Selective staging in Magit

As I mentioned in my Git For Writers book, there may be situations in which you want to only stage part of a file instead of committing the whole thing. I didn’t cover the process in detail because it is more of an advanced technique. However, if you use Magit, it’s much easier to do, and being more selective in your staging helps you write better commit messages.

Here’s a little map of what we’re going to cover in this article:

Basic file staging in Magit

This is the most basic way to stage changes in Magit.

In Emacs, run M-x magit-status or press C-x g (if you have the default keybinding). This opens the status buffer showing all your changes. You will see a single file or list of files depending on what you edited.
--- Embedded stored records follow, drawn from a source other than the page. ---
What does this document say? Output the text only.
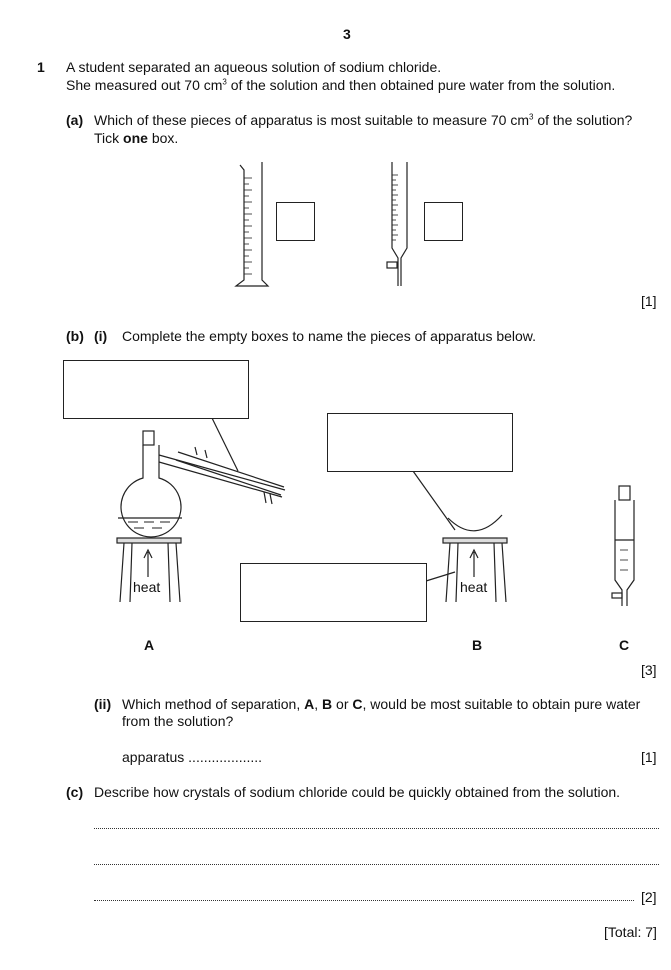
3
1 A student separated an aqueous solution of sodium chloride.
She measured out 70 $cm^3$ of the solution and then obtained pure water from the solution.
(a) Which of these pieces of apparatus is most suitable to measure 70 $cm^3$ of the solution?
Tick one box.
[1]
(b) (i) Complete the empty boxes to name the pieces of apparatus below.
heat	heat
A	B	C
[3]
(ii) Which method of separation, A, B or C, would be most suitable to obtain pure water
from the solution?
apparatus ...................	[1]
(c) Describe how crystals of sodium chloride could be quickly obtained from the solution.
[2]
[Total: 7]
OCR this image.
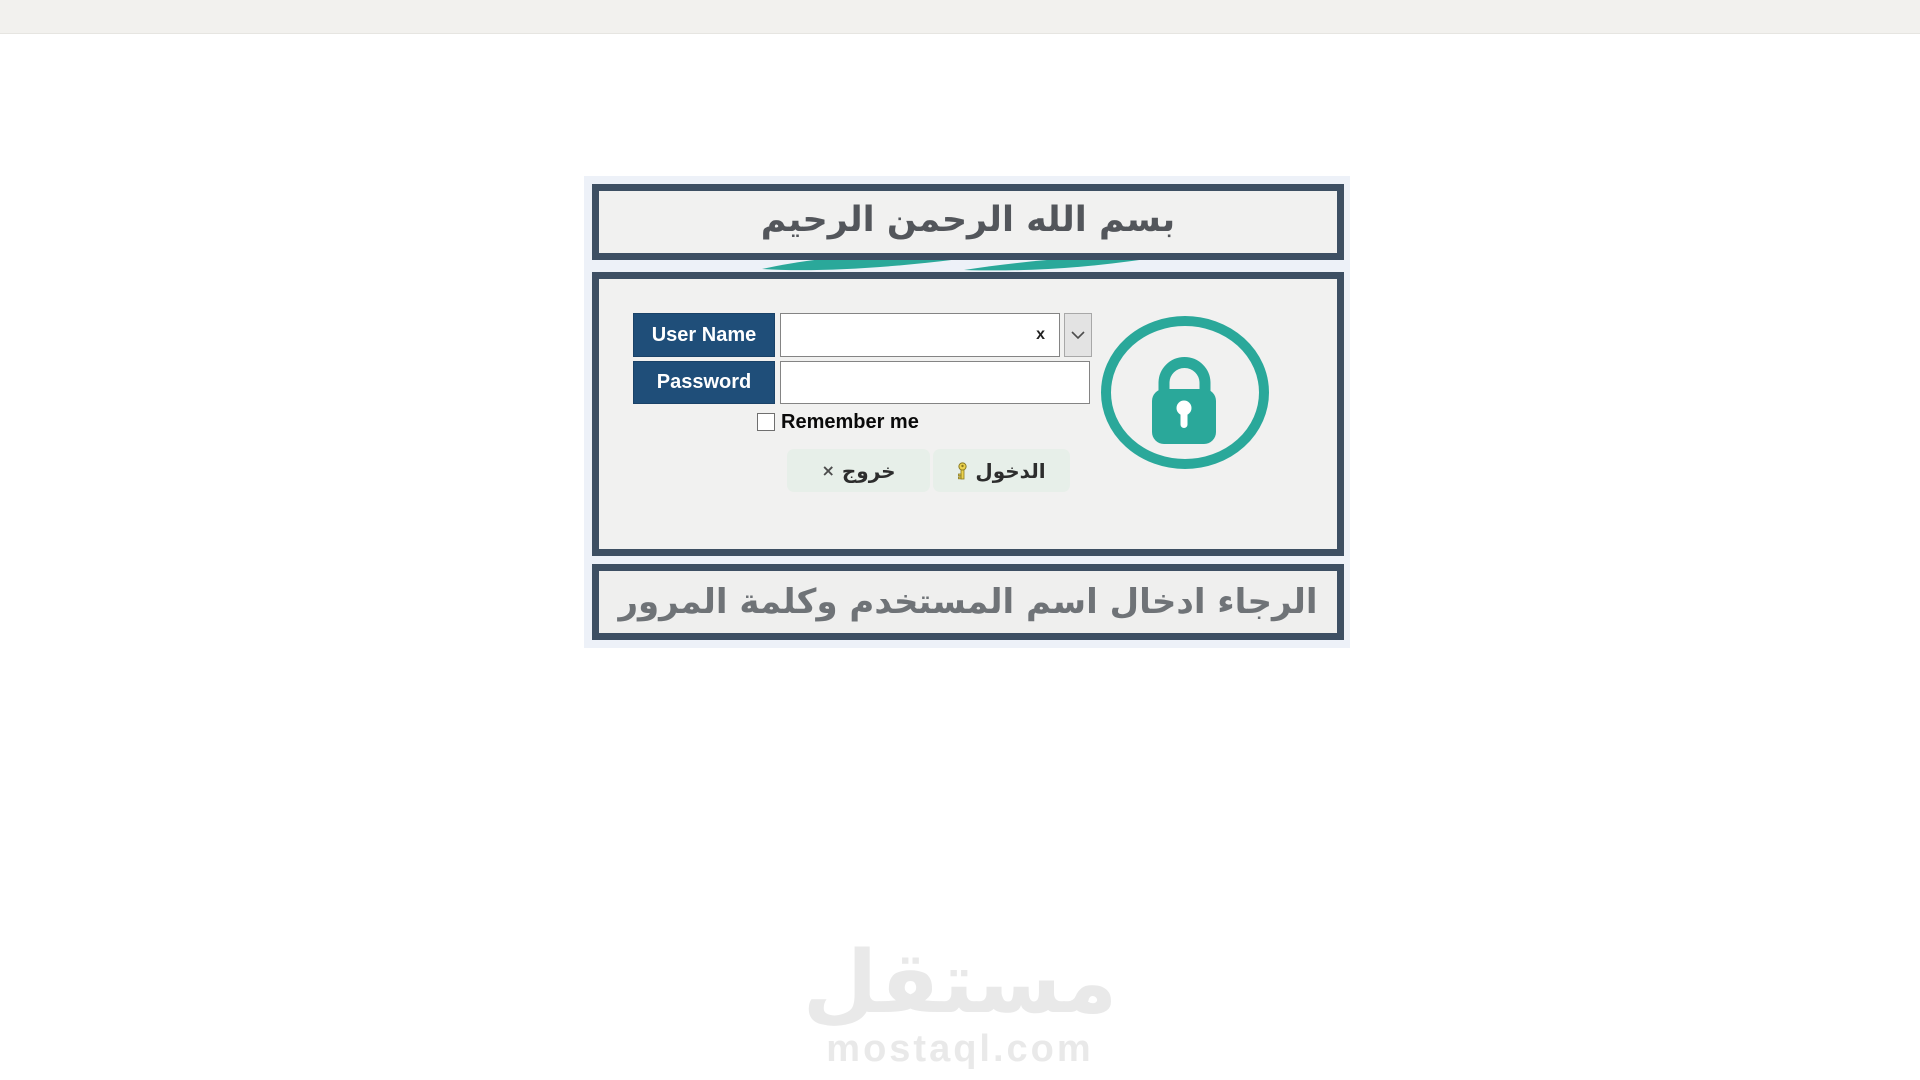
بسم الله الرحمن الرحيم
User Name
x
Password
Remember me
× خروج	الدخول
الرجاء ادخال اسم المستخدم وكلمة المرور
مستقل
mostaql.com
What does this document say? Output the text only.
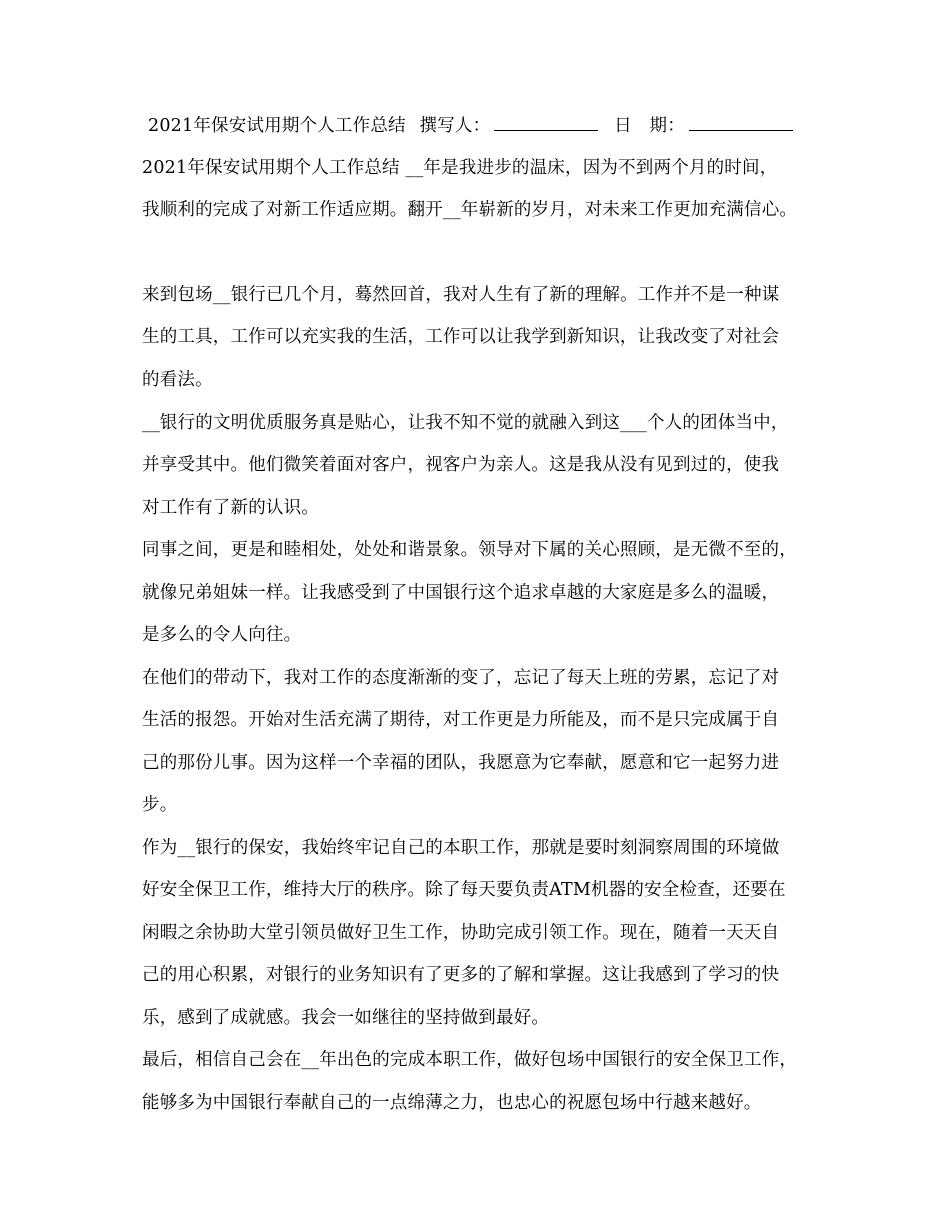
2021年保安试用期个人工作总结 撰写人：	日　期：
2021年保安试用期个人工作总结 __年是我进步的温床，因为不到两个月的时间，
我顺利的完成了对新工作适应期。翻开__年崭新的岁月，对未来工作更加充满信心。
来到包场__银行已几个月，蓦然回首，我对人生有了新的理解。工作并不是一种谋
生的工具，工作可以充实我的生活，工作可以让我学到新知识，让我改变了对社会
的看法。
__银行的文明优质服务真是贴心，让我不知不觉的就融入到这___个人的团体当中，
并享受其中。他们微笑着面对客户，视客户为亲人。这是我从没有见到过的，使我
对工作有了新的认识。
同事之间，更是和睦相处，处处和谐景象。领导对下属的关心照顾，是无微不至的，
就像兄弟姐妹一样。让我感受到了中国银行这个追求卓越的大家庭是多么的温暖，
是多么的令人向往。
在他们的带动下，我对工作的态度渐渐的变了，忘记了每天上班的劳累，忘记了对
生活的报怨。开始对生活充满了期待，对工作更是力所能及，而不是只完成属于自
己的那份儿事。因为这样一个幸福的团队，我愿意为它奉献，愿意和它一起努力进
步。
作为__银行的保安，我始终牢记自己的本职工作，那就是要时刻洞察周围的环境做
好安全保卫工作，维持大厅的秩序。除了每天要负责ATM机器的安全检查，还要在
闲暇之余协助大堂引领员做好卫生工作，协助完成引领工作。现在，随着一天天自
己的用心积累，对银行的业务知识有了更多的了解和掌握。这让我感到了学习的快
乐，感到了成就感。我会一如继往的坚持做到最好。
最后，相信自己会在__年出色的完成本职工作，做好包场中国银行的安全保卫工作，
能够多为中国银行奉献自己的一点绵薄之力，也忠心的祝愿包场中行越来越好。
Navigate to an unstaged file and press s to stage it. Press u to unstage it.

This will stage all changes in that file. However, maybe you want to be more selective?

Staging parts of files (hunks)

When you have multiple changes in a single file, Magit breaks them into “hunks”—logical chunks of changes.

  1. Open the magit-status buffer
  2. Navigate to the file you want to partially stage
  3. Press TAB to expand and see the individual hunks
  4. Navigate to a specific hunk
  5. Press s to stage just that hunk (or u to unstage)

Staging individual lines

This is where Magit really shines. You can stage a hunk or even specific lines within a hunk:

  1. Navigate to the hunk containing the lines you want
  2. Press TAB to expand the hunk and see the individual lines
  3. Move your point to the specific line
  4. Press s to stage it

You can also use visual selection: select multiple lines with C-SPC  and  press s to stage the selection.

Selected lines as region of what I want to stage.

Commit changes as usual

Once you’ve staged exactly what you want:

  1. Press c to open the commit menu
  2. Press c again to create a commit
  3. Write your commit message
  4. Press C-c C-c to finalize the commit

Why this matters for writers

When working on a long document you might be editing multiple sections. For example, you might be cleaning the wording in a dialogue scene, then remember to jump over and fix some issues in another scene. So, toward the end of your session, you will have edits in different places, which can make it more difficult to write a terse commit message.

By selectively staging changes you can more easily go back through your work and analyze what you did.